How To Keep Your Business Going During COVID

The Coronavirus pandemic has put additional stress on us all, to the point where some of us are even thinking about how to find a top Boulder Colorado bankruptcy lawyer to help us navigate the crushing financial burdens brought by its rippling economic effects.

It doesn’t necessarily have to end in disaster, however, even if you’ve got a business and you’re stuck wondering how you’ll keep things going. There is hope for carrying on during COVID, and today, we’re going to go over a few tips that will help you do exactly that.

Health & Safety Are Paramount

No matter what other plans you’re going to try to enact in the future, or what size your business might be, you’ve got to prioritize health and safety if you’re going to stay afloat during this crisis.

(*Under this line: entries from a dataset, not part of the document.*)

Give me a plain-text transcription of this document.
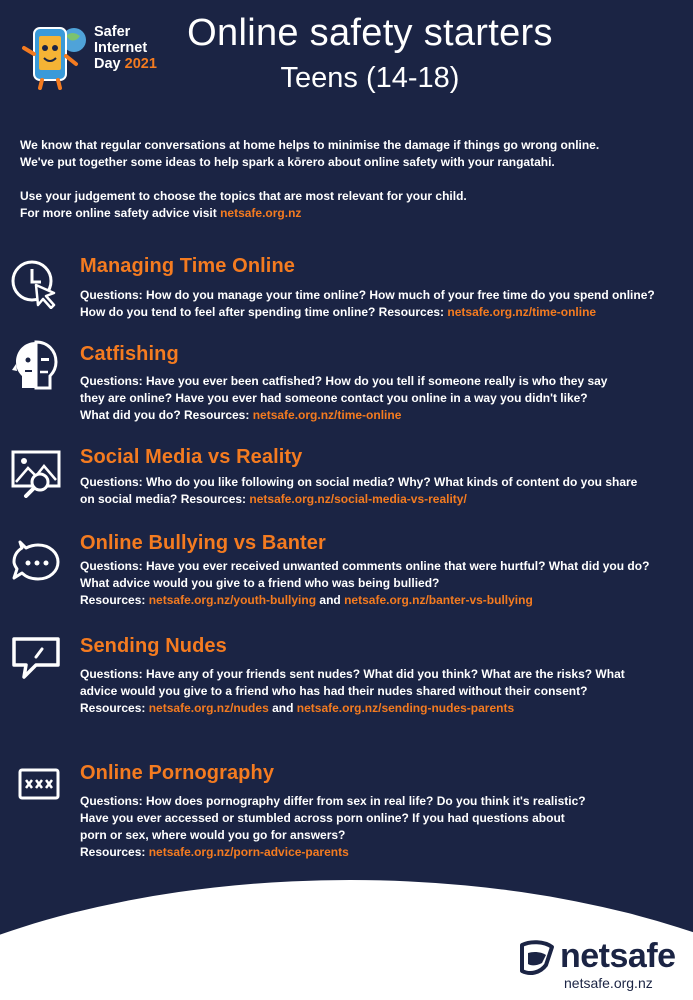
Safer
Internet
Day 2021
Online safety starters
Teens (14-18)

We know that regular conversations at home helps to minimise the damage if things go wrong online.

We've put together some ideas to help spark a kōrero about online safety with your rangatahi.

Use your judgement to choose the topics that are most relevant for your child.

For more online safety advice visit netsafe.org.nz

Managing Time Online
Questions: How do you manage your time online? How much of your free time do you spend online?
How do you tend to feel after spending time online? Resources: netsafe.org.nz/time-online
Catfishing
Questions: Have you ever been catfished? How do you tell if someone really is who they say
they are online? Have you ever had someone contact you online in a way you didn't like?
What did you do? Resources: netsafe.org.nz/time-online
Social Media vs Reality
Questions: Who do you like following on social media? Why? What kinds of content do you share
on social media? Resources: netsafe.org.nz/social-media-vs-reality/
Online Bullying vs Banter
Questions: Have you ever received unwanted comments online that were hurtful? What did you do?
What advice would you give to a friend who was being bullied?
Resources: netsafe.org.nz/youth-bullying and netsafe.org.nz/banter-vs-bullying
Sending Nudes
Questions: Have any of your friends sent nudes? What did you think? What are the risks? What
advice would you give to a friend who has had their nudes shared without their consent?
Resources: netsafe.org.nz/nudes and netsafe.org.nz/sending-nudes-parents
Online Pornography
Questions: How does pornography differ from sex in real life? Do you think it's realistic?
Have you ever accessed or stumbled across porn online? If you had questions about
porn or sex, where would you go for answers?
Resources: netsafe.org.nz/porn-advice-parents
netsafe
netsafe.org.nz
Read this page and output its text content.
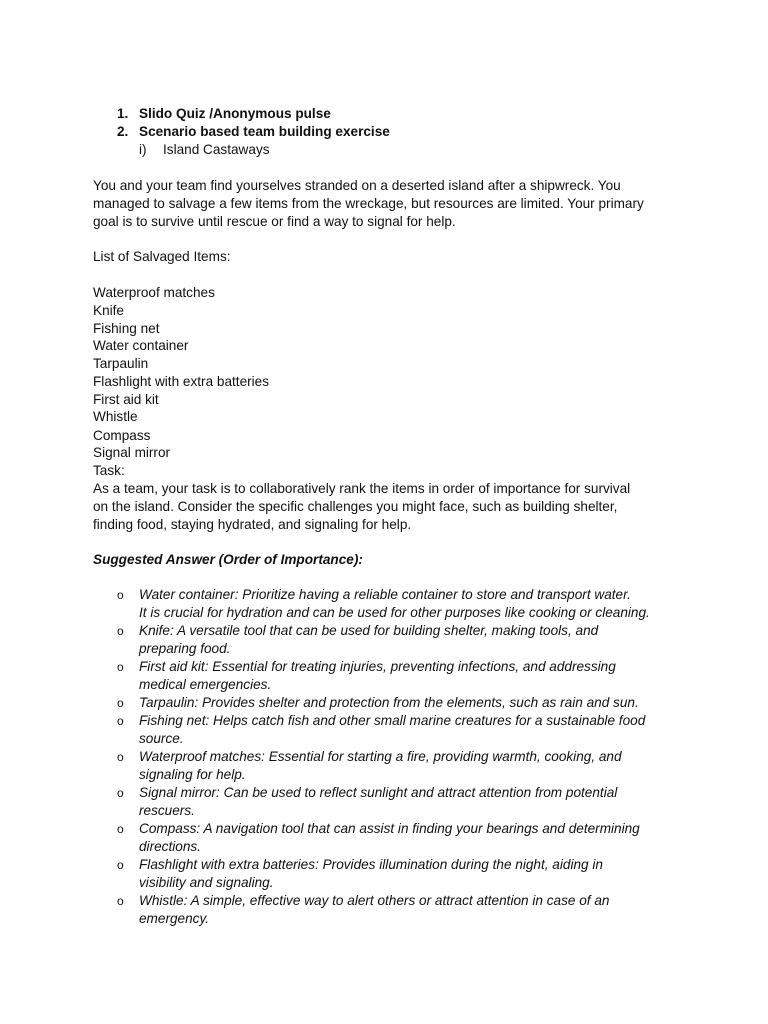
1. Slido Quiz /Anonymous pulse
2. Scenario based team building exercise
i) Island Castaways
You and your team find yourselves stranded on a deserted island after a shipwreck. You
managed to salvage a few items from the wreckage, but resources are limited. Your primary
goal is to survive until rescue or find a way to signal for help.
List of Salvaged Items:
Waterproof matches
Knife
Fishing net
Water container
Tarpaulin
Flashlight with extra batteries
First aid kit
Whistle
Compass
Signal mirror
Task:
As a team, your task is to collaboratively rank the items in order of importance for survival
on the island. Consider the specific challenges you might face, such as building shelter,
finding food, staying hydrated, and signaling for help.
Suggested Answer (Order of Importance):
o Water container: Prioritize having a reliable container to store and transport water.
It is crucial for hydration and can be used for other purposes like cooking or cleaning.
o Knife: A versatile tool that can be used for building shelter, making tools, and
preparing food.
o First aid kit: Essential for treating injuries, preventing infections, and addressing
medical emergencies.
o Tarpaulin: Provides shelter and protection from the elements, such as rain and sun.
o Fishing net: Helps catch fish and other small marine creatures for a sustainable food
source.
o Waterproof matches: Essential for starting a fire, providing warmth, cooking, and
signaling for help.
o Signal mirror: Can be used to reflect sunlight and attract attention from potential
rescuers.
o Compass: A navigation tool that can assist in finding your bearings and determining
directions.
o Flashlight with extra batteries: Provides illumination during the night, aiding in
visibility and signaling.
o Whistle: A simple, effective way to alert others or attract attention in case of an
emergency.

First off, you won’t be able to manage your business if you’re ill, so taking safety precautions makes sense from a personal standpoint as an entrepreneur. Beyond that, though, prioritizing health and safety will signal to clients that you’re serious about the pandemic, and make them more likely to want to continue doing business with you.

Keep The Lines Of Communication Open

Because Coronavirus measures are disrupting the ways we’re used to doing business, it’s important that you redouble your efforts to maintain transparent communications with your employees, customers, and suppliers (if your business happens to have any).

What specific steps will be included here? Confirming that orders are still moving the way they’re supposed to, for instance, is going to be of the utmost importance if you have a large, distributed customer base and they need to get stuff out to them quickly. Things can go wrong with mass deliveries like that, so staying communicative will help you head off any developing issues and keep everybody happy as you try to keep your business on the right track.

Revisit Your Cash Flow Plan

It’s likely that the pandemic threw a wrench into some of your cash flow projections, which is why it’s important for you to rethink your forecasts and take corrective actions. 

First, you’ll need to adjust for your new cash inflows. Has business slowed at all? You’ll need to make note of that and prepare to spend less to compensate. Next, take a look at your cash outflows—monthly recurring payments, salaries, and the like. Mapping these out, you can see where you can start to make cuts that will allow you to save while simultaneously providing a level of service that your clients have come to expect.

Lean Hard Into Your Recovery Phase

You’ll need to be ready to respond quickly once the next surge of cases starts to subside and larger numbers of people are willing to stay outside and frequent businesses. This is the period where you’ll need to lean hard into recovery while still staying agile enough to change course should something unexpected take place.

This is the time to start purchasing new materials, bringing back staff, revitalizing operations you may have previously halted, etc. This will be aided, of course, if you were judicious in managing your cash flow plan and have the reserves to put into building back.